The more it hides the more you’re specialising in the tool itself. Variables and mixins are useful and relatively innocuous because they don’t hide that much code from you. They’re just DRY. Using funky third party mixins for backgrounds can become a little ridiculous and end up being dependant on their continuous support. Nesting is another one where things get sticky. I can see the appeal of nesting but they move away from what makes CSS so powerful. CSS is all about the cascade and nesting is about isolating.

.classname { 
    ... 
    }
.classname a { ... }

Or

.classname {
    ...
    a { ... }
    }

One isn’t worse than the other, so how on earth is nesting better? Never mind the risk of nesting parsing out more code, especially on more complex nesting. Complex nesting can also make it more difficult to read the selectors. When you have to review large stylesheets it’s easier to miss something. On other hand Sass foregoes braces which makes the rules very easy to read. I can imagine that some warm to the idea that nesting can look like coding, however, CSS is not coding.

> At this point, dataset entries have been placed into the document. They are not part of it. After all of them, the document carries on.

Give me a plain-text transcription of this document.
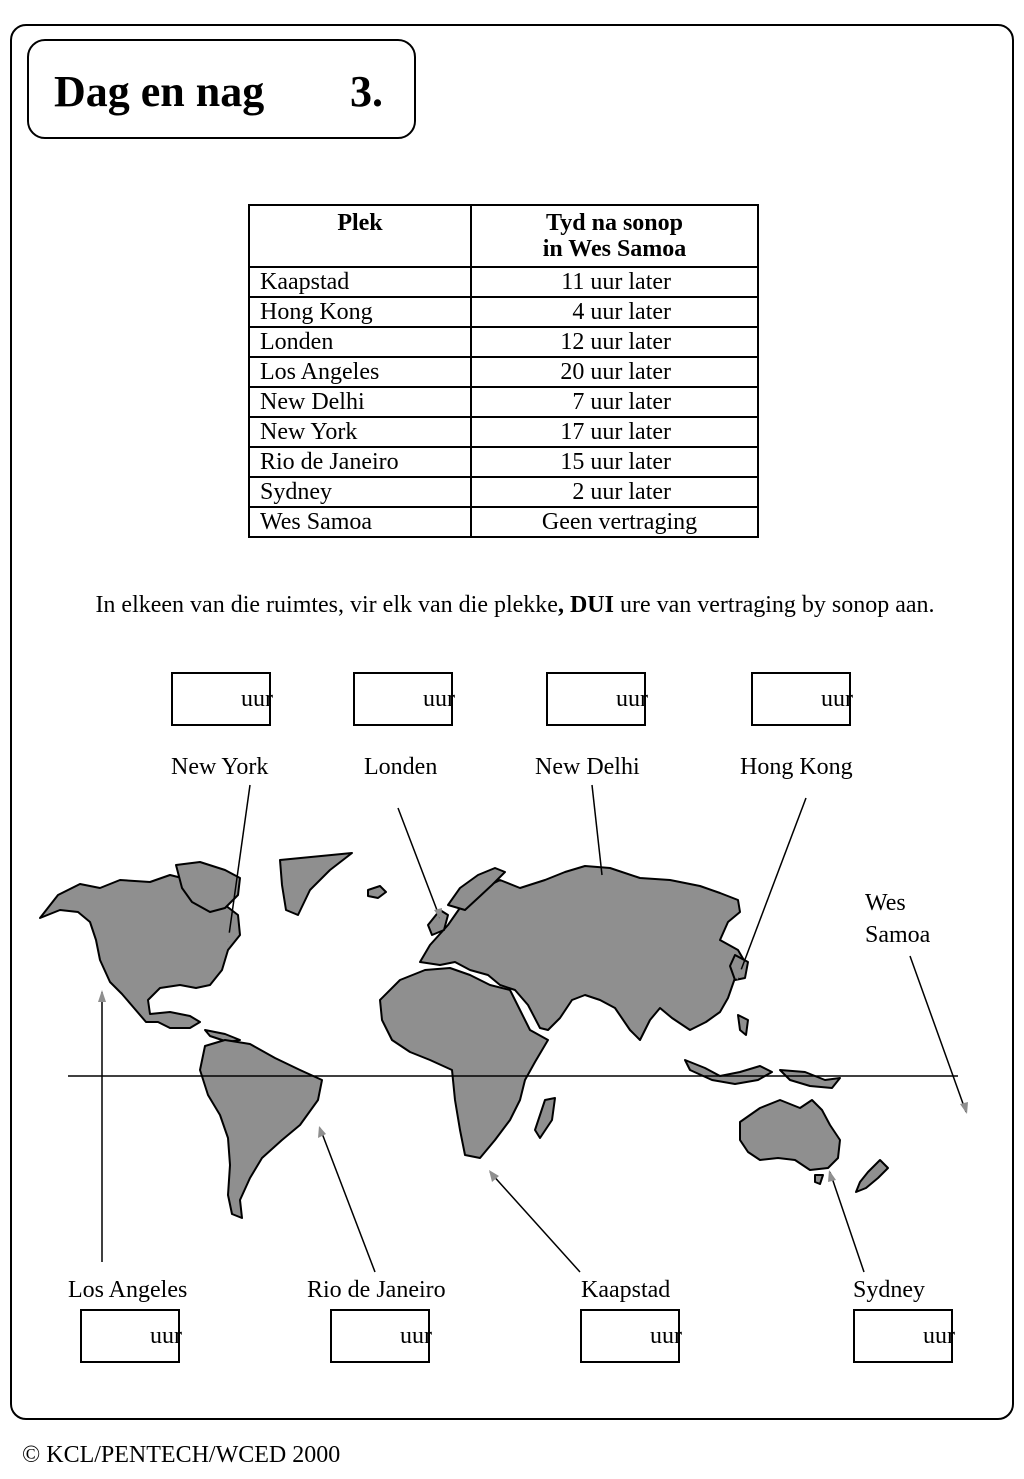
Dag en nag 3.
Plek	Tyd na sonop
in Wes Samoa

Kaapstad	11 uur later
Hong Kong	4 uur later
Londen	12 uur later
Los Angeles	20 uur later
New Delhi	7 uur later
New York	17 uur later
Rio de Janeiro	15 uur later
Sydney	2 uur later
Wes Samoa	Geen vertraging
In elkeen van die ruimtes, vir elk van die plekke, DUI ure van vertraging by sonop aan.
uur	uur	uur	uur
New York	Londen	New Delhi	Hong Kong
Wes
Samoa
Los Angeles	Rio de Janeiro	Kaapstad	Sydney
uur	uur	uur	uur
© KCL/PENTECH/WCED 2000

This is in essence the main divide between Sass and LESS. Sass was developed by developers for developers. LESS seems to have avoided that feel, that complexity of a coding tool. In the end there is little point in comparing the two because dogma is always going to get in the way.

Recently Coda 2 was released and it suffers from mixed reviews by widely varying types of end users. But everybody agrees that the software is of high quality, at a level we should aspire to.

Preprocessing is similar in that we may nitpick about the tools but those who have tried variables in CSS will never look back. Preprocessing is here to stay.